What is bounce rate and why is it important?
You might have heard the term bounce rate being, well, bounced around now and then when talking about the effectiveness of websites. But just what exactly is it? We thought we’d let Google explain:
‘A bounce is a single-page session on your site. In Analytics, a bounce is calculated specifically as a session that triggers only a single request to the Analytics server, such as when a user opens a single page on your site and then exits without triggering any other requests to the Analytics server during that session.
Bounce rate is single-page sessions divided by all sessions, or the percentage of all sessions on your site in which users viewed only a single page and triggered only a single request to the Analytics server.’
So, in simple terms, a bounce is when someone has viewed your site but had no interaction with it. In almost all cases, a high bounce rate is considered a bad sign, but it is more complicated than that.
For example, on a blog, a high bounce rate could mean that visitors have read the content and then left. Which is kind of exactly what you need for a blog. But if it’s a product page, a high bounce rate means that potential customers have seen the item and then decided not to purchase, which is obviously not ideal. However, you should remember that bounce rate is only one metric and doesn’t tell the whole story by itself.
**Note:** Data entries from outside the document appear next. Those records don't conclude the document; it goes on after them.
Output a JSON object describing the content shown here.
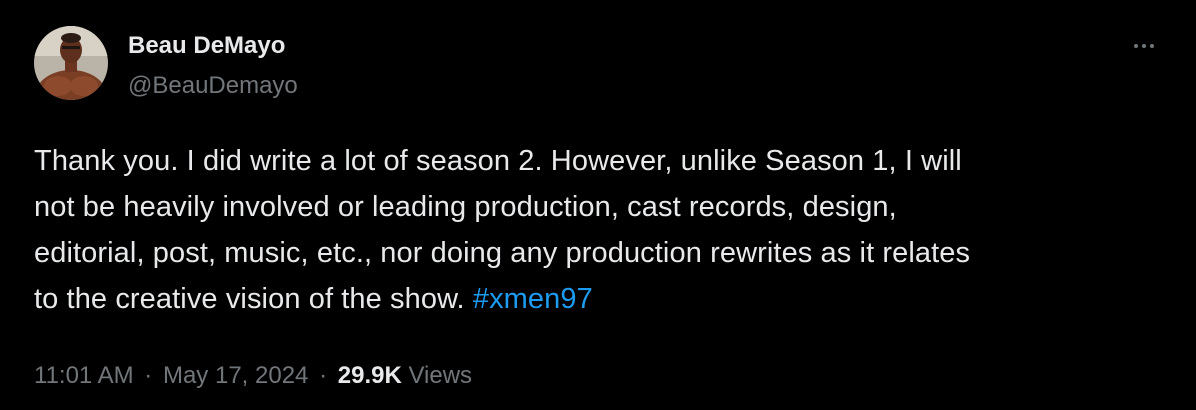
{
  "author": {
    "display_name": "Beau DeMayo",
    "handle": "@BeauDemayo"
  },
  "tweet": {
    "lines": [
      "Thank you. I did write a lot of season 2. However, unlike Season 1, I will",
      "not be heavily involved or leading production, cast records, design,",
      "editorial, post, music, etc., nor doing any production rewrites as it relates",
      "to the creative vision of the show. "
    ],
    "hashtag": "#xmen97"
  },
  "meta": {
    "time": "11:01 AM",
    "separator": "·",
    "date": "May 17, 2024",
    "views_count": "29.9K",
    "views_label": "Views"
  },
  "colors": {
    "background": "#000000",
    "text": "#e7e9ea",
    "muted": "#71767b",
    "link": "#1d9bf0"
  },
  "icons": {
    "more": "more-horizontal-icon"
  }
}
How is bounce rate analysed?
You can view your bounce rate over time on Google Analytics. Just change the drop down menu from ‘sessions’ to ‘bounce rate’ and you’ll see it. You’ll see bounce rate listed among the metrics split by the report page you’re looking at – so this could be page, medium, device category or others.
In order to take some measurement of how the bounce rate is performing for a certain page, it’s necessary to measure it against other parts of your site. But try to use pages that are similar in function. Comparing a blog post to a product page, for example, won’t give you a fair indication of bounce rate. It would be best to compare just product pages to see which are performing and which aren’t.
Does bounce rate affect ranking?
Does Google use bounce rate to calculate your page ranking? This is one of the big questions. It all depends on how you’ve configured your analytics tracking, so it is possible to manipulate the figures slightly but this is not advised.
Exactly how the Google algorithms work and if bounce rate is really an important factor in ranking is still in the air. But if people are visiting your site and then immediately returning to their search, it’s a sign that not all is well. And that is the real benefit that knowing the bounce rate can give us.